Tok tok tok… seseorang mengetuk pintu kamar Nanda. Nanda pun segera mendekati pintu dan membukanya. Di depan pintu ada Endi berdiri mematung, tampak sekali canggung di antara mereka berdua.
“Bukannya kamu mau tidur di kamar Satria?” Tanya Nanda canggung.
“Ketahuan ayah, terus disuruh kesini.” Kata Endi agak canggung.
Sontak Nanda menoleh ke arah ranjang yang cuma ada satu dan ukurannya single bed. Seolah mengerti apa yang ada di benak Nanda, Endi pun segera masuk dan mengambil selimut tebal Nanda untuk digelar di lantai.
“Aku tidur bawah, aku ga akan macam-macam. Sudah tutup pintunya, mari tidur. Besok pagi harus siap-siap pindahan juga.” Kata Endi datar dan langsung berbaring di atas selimut yang digelar tadi.
Nanda pun segera menutup pintu dan segera naik ke ranjang mengambil posisi tidur.
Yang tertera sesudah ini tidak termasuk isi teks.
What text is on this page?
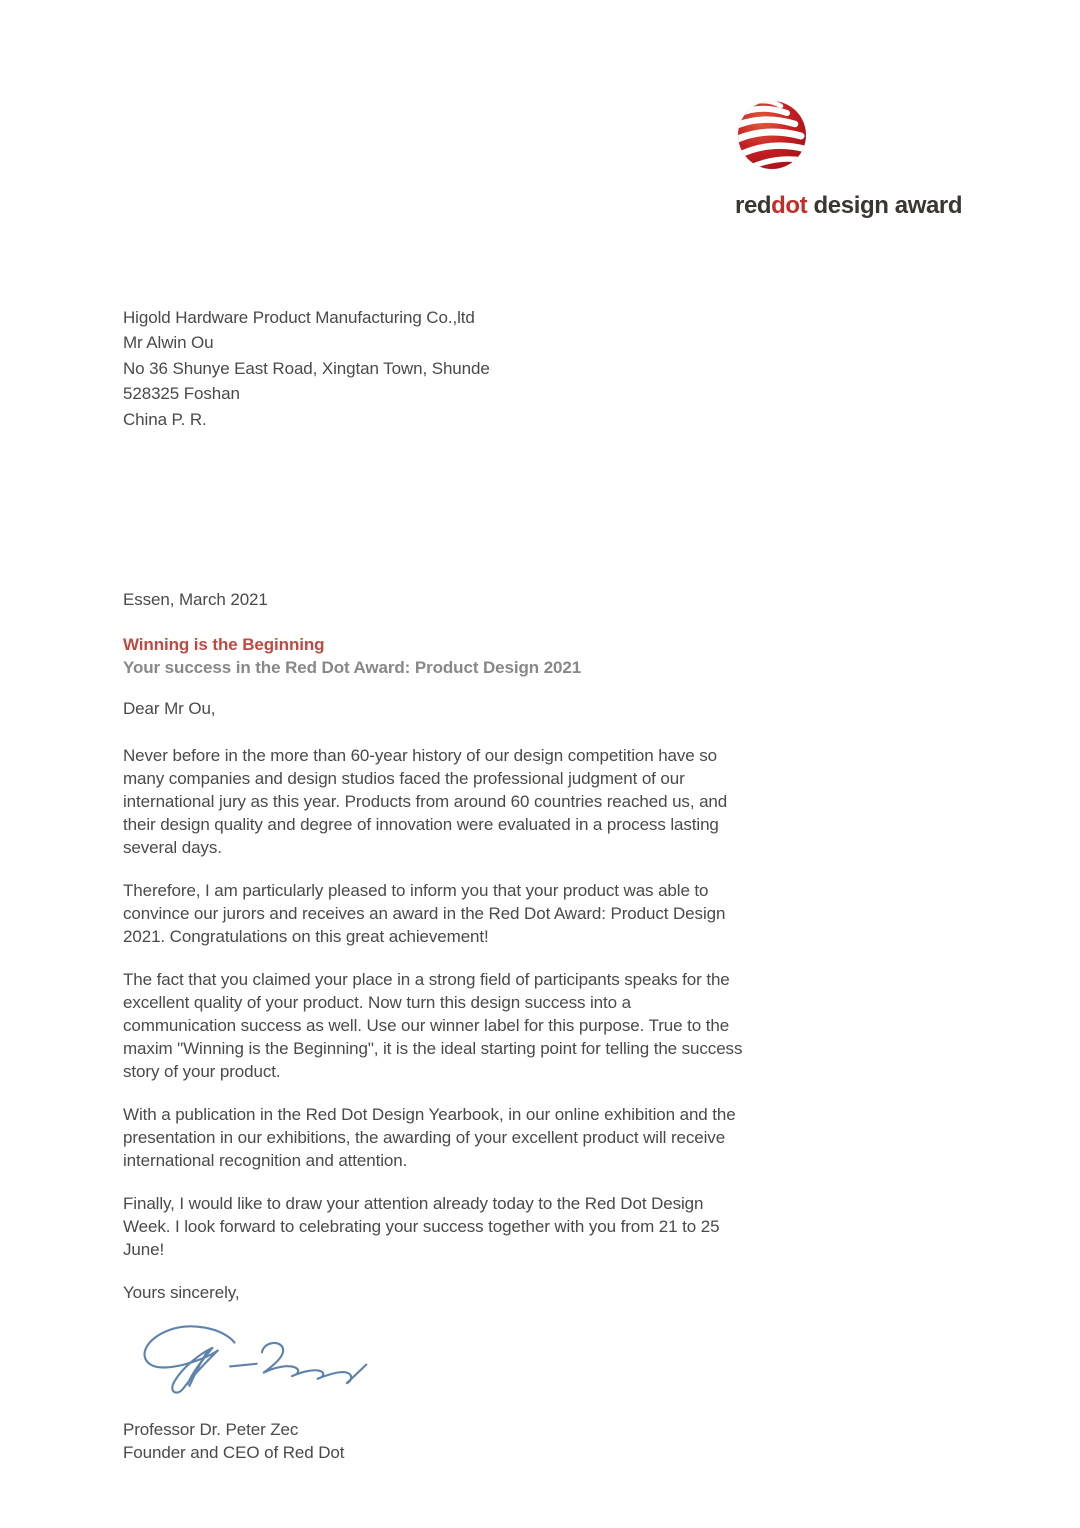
reddot design award
Higold Hardware Product Manufacturing Co.,ltd
Mr Alwin Ou
No 36 Shunye East Road, Xingtan Town, Shunde
528325 Foshan
China P. R.
Essen, March 2021
Winning is the Beginning
Your success in the Red Dot Award: Product Design 2021
Dear Mr Ou,

Never before in the more than 60-year history of our design competition have so many companies and design studios faced the professional judgment of our international jury as this year. Products from around 60 countries reached us, and their design quality and degree of innovation were evaluated in a process lasting several days.

Therefore, I am particularly pleased to inform you that your product was able to convince our jurors and receives an award in the Red Dot Award: Product Design 2021. Congratulations on this great achievement!

The fact that you claimed your place in a strong field of participants speaks for the excellent quality of your product. Now turn this design success into a communication success as well. Use our winner label for this purpose. True to the maxim "Winning is the Beginning", it is the ideal starting point for telling the success story of your product.

With a publication in the Red Dot Design Yearbook, in our online exhibition and the presentation in our exhibitions, the awarding of your excellent product will receive international recognition and attention.

Finally, I would like to draw your attention already today to the Red Dot Design Week. I look forward to celebrating your success together with you from 21 to 25 June!

Yours sincerely,
Professor Dr. Peter Zec
Founder and CEO of Red Dot
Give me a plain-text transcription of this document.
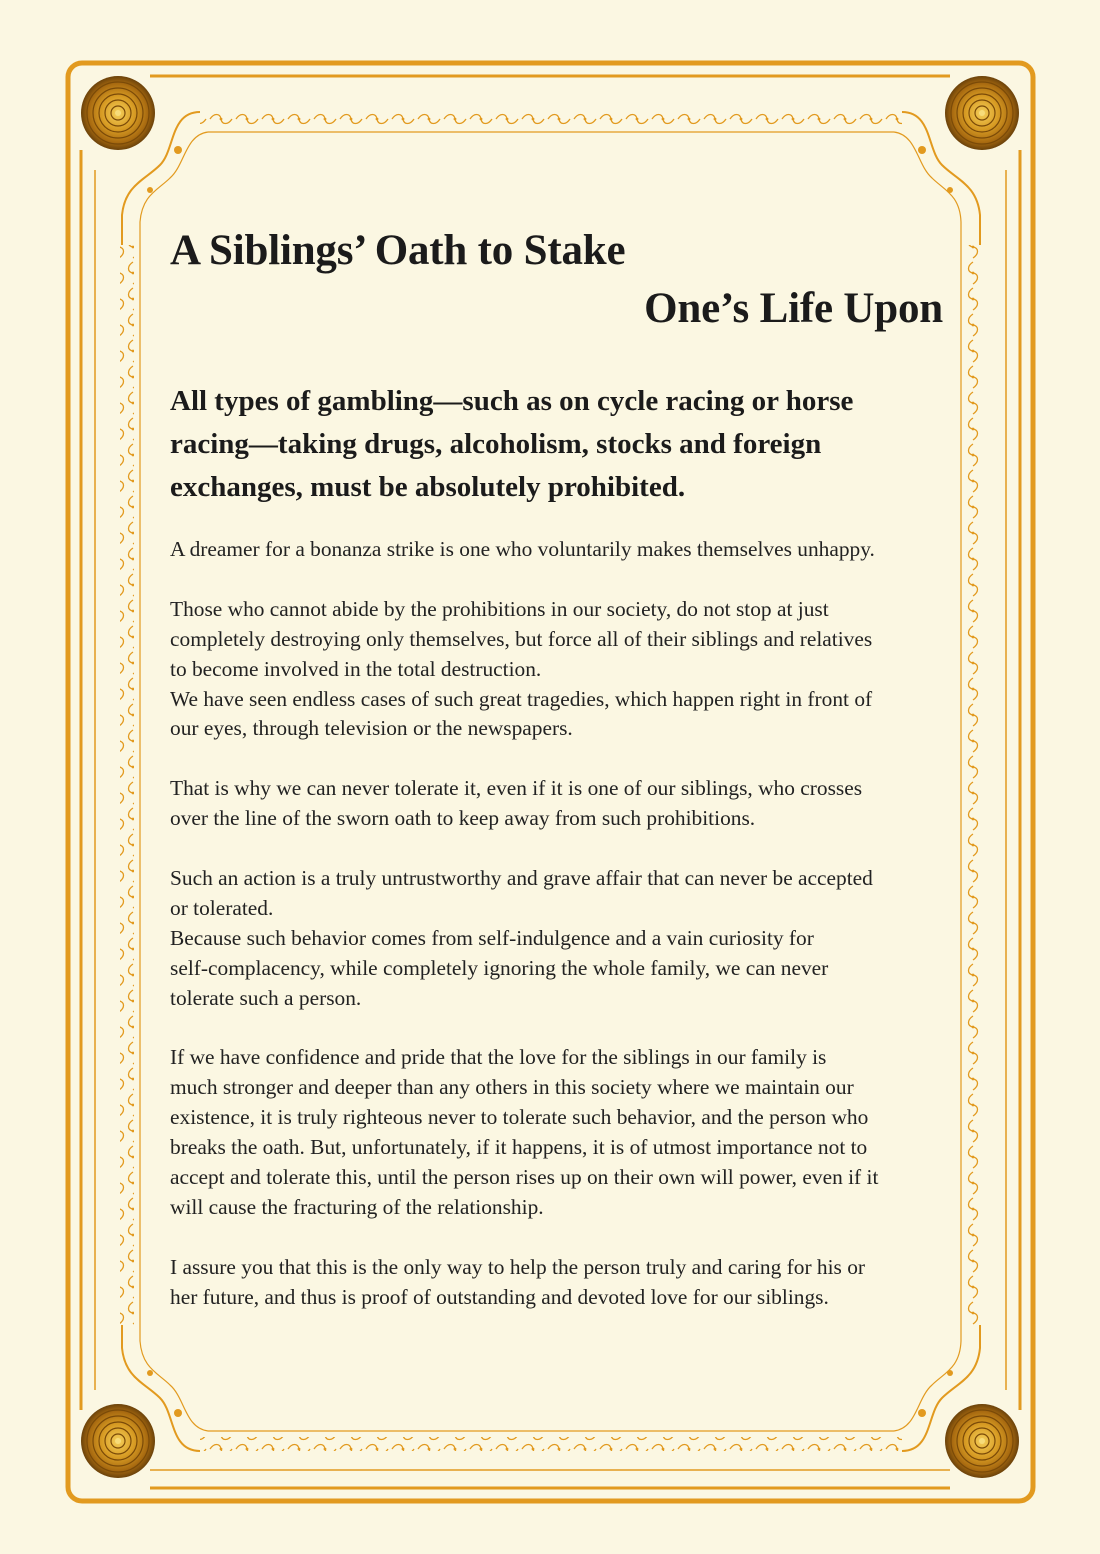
A Siblings’ Oath to Stake
One’s Life Upon

All types of gambling—such as on cycle racing or horse racing—taking drugs, alcoholism, stocks and foreign exchanges, must be absolutely prohibited.

A dreamer for a bonanza strike is one who voluntarily makes themselves unhappy.

Those who cannot abide by the prohibitions in our society, do not stop at just
completely destroying only themselves, but force all of their siblings and relatives
to become involved in the total destruction.
We have seen endless cases of such great tragedies, which happen right in front of
our eyes, through television or the newspapers.

That is why we can never tolerate it, even if it is one of our siblings, who crosses
over the line of the sworn oath to keep away from such prohibitions.

Such an action is a truly untrustworthy and grave affair that can never be accepted
or tolerated.
Because such behavior comes from self-indulgence and a vain curiosity for
self-complacency, while completely ignoring the whole family, we can never
tolerate such a person.

If we have confidence and pride that the love for the siblings in our family is
much stronger and deeper than any others in this society where we maintain our
existence, it is truly righteous never to tolerate such behavior, and the person who
breaks the oath. But, unfortunately, if it happens, it is of utmost importance not to
accept and tolerate this, until the person rises up on their own will power, even if it
will cause the fracturing of the relationship.

I assure you that this is the only way to help the person truly and caring for his or
her future, and thus is proof of outstanding and devoted love for our siblings.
Keduanya sudah pada posisi tidur masing-masing dan hening tanpa kata seolah sudah benar-benar tidur. Padahal keduanya masih gelisah tidak bisa tidur karena ingat kata-kata orang tua mereka tadi siang tentang ‘itu’.
***
Keesokan paginya Nanda dan Endi bersiap-siap menuju Jogja. Sorenya mereka di antar sama Pak Darmaawan dan Pak Raharja saja, karena Bu Tika harus mengurusi Satria yang sedang UKK SMP dan Bu Salma harus mengurus pekerjaannya.
Setibanya di Jogja Nanda dan Endi langsung diantar ke rumah barunya. Kecil type 50 tapi suasananya sangat nyaman. Ternyata d rumah itu sudah lengkap sekali perabotnya bahkan mereka diberi satu motor dan satu sepeda untuk transportasi.
Pak Darmawan dan Pak Raharja langsung pamit pulang menuju Surabaya lagi setelah selesai menemani kedua anaknya laporan ke ketua RT setempat. Mereka punya pekerjaan yang sudah menunggu di Surabaya, makanya tidak bisa berlama-lama menemani putra-putrinya.
“Kita hanya punya ranjang satu, kamar yang satunya dijadikan gudang.” Kata Nanda ke Endi.
“Malam ini aku tidur di sofa sini aja.” Kata Endi sambil menunjuk sofa depan tv.
“Serius gapapa?” Nanda merasa nggak enak.
“Iya gapapa,”
Malam itu mereka langsung tidur di tempat yang mereka sepakati masing-masing tanpa begadang ngga jelas mikir aneh-aneh lagi karena keduanya sudah sangat lelah.